Finanzielle Anreize für Dachbegrünung in Bochum
März 11
12:37 2020

Wer sich die Mühe macht, sein Dach zu begrünen, der soll dafür entlastet werden. Für die begrünte Dachfläche soll es dann einen 50%-Abschlag auf die Niederschlagswassergebühren geben. Mit diesem indirekten finanziellen Anreiz fördern wir eigenverantwortliches Handeln gegen lokale Hitzeinseln und gegen Überlastung der Kanalisation. Die Fraktion „FDP & DIE STADTGESTALTER“ hat für die Ratssitzung am 12.03.2020 einen entsprechenden Antrag eingereicht.

Wenn man sich Bochum auf Satellitenfotos anschaut, dann erkennt man, dass ein großer Teil der Stadtfläche aus Dachflächen besteht. Das ist ein großes Potential für Dachbegrünung. Diese anzulegen ist aber auch teuer. Anders als die Koalition wollen FDP und DIE STADTGESTALTER eine Dachbegrünung nicht nur über die Bauleitplanung verbindlich machen, sondern es den Eigentümern auch finanziell erleichtern, sich ökologisch sinnvoll zu verhalten. Wer fordert, muss auch fördern.

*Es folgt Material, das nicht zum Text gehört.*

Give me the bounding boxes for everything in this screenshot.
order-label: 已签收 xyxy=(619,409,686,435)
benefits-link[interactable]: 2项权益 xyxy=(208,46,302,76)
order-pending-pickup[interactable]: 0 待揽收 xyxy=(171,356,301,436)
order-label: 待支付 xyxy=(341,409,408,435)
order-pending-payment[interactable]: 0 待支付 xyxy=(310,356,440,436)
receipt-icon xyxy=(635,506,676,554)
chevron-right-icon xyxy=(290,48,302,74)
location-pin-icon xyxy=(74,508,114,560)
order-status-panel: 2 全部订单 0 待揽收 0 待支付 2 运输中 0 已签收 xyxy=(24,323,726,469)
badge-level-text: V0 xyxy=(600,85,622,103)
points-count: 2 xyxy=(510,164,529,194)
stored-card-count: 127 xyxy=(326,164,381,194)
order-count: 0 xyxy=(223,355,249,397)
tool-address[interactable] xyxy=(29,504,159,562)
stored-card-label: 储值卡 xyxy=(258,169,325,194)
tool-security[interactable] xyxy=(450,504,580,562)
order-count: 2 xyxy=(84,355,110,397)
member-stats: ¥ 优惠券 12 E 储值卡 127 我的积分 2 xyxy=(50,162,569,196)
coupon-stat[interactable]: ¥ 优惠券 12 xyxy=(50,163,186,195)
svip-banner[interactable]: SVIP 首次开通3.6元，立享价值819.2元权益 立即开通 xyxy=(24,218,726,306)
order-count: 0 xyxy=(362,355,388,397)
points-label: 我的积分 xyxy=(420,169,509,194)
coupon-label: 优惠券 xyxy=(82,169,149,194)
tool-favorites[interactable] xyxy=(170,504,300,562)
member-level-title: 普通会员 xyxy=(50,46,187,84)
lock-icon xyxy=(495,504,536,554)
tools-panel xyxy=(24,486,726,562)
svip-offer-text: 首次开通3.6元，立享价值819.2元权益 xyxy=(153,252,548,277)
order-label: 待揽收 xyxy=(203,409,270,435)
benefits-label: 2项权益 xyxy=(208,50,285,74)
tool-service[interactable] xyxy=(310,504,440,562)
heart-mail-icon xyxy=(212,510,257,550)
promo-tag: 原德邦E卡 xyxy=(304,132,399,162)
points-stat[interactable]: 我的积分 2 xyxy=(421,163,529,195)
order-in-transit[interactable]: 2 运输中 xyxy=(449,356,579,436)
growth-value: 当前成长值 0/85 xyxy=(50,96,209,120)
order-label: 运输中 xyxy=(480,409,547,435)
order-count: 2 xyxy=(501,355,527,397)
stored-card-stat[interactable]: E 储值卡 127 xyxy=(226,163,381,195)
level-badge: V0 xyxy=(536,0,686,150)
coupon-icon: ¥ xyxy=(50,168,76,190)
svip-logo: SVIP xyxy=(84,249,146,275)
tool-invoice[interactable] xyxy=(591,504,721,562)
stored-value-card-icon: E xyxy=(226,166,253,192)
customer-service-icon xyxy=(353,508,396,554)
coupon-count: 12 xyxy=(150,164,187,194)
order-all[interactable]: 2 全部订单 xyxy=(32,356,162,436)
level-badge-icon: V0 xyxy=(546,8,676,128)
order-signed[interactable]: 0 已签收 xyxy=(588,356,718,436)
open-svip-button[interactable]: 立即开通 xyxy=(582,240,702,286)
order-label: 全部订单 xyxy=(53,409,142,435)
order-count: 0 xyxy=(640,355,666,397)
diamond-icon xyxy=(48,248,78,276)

Den Hebel setzt die Fraktion bei den Abwassergebühren an. Auf versiegelter Fläche kann Wasser nicht versickern. Wenn man sein Dach begrünt, dann gewinnt man dadurch Sammel- und Verdunstungspotential und weniger Wassermenge muss über die teure und wartungsintensive städtische Kanalisation abtransportiert werden. Darum soll Bochum die Fläche eines begrünten Daches mit 50%-Abschlag auf die Niederschlagsabwassergebühren honorieren.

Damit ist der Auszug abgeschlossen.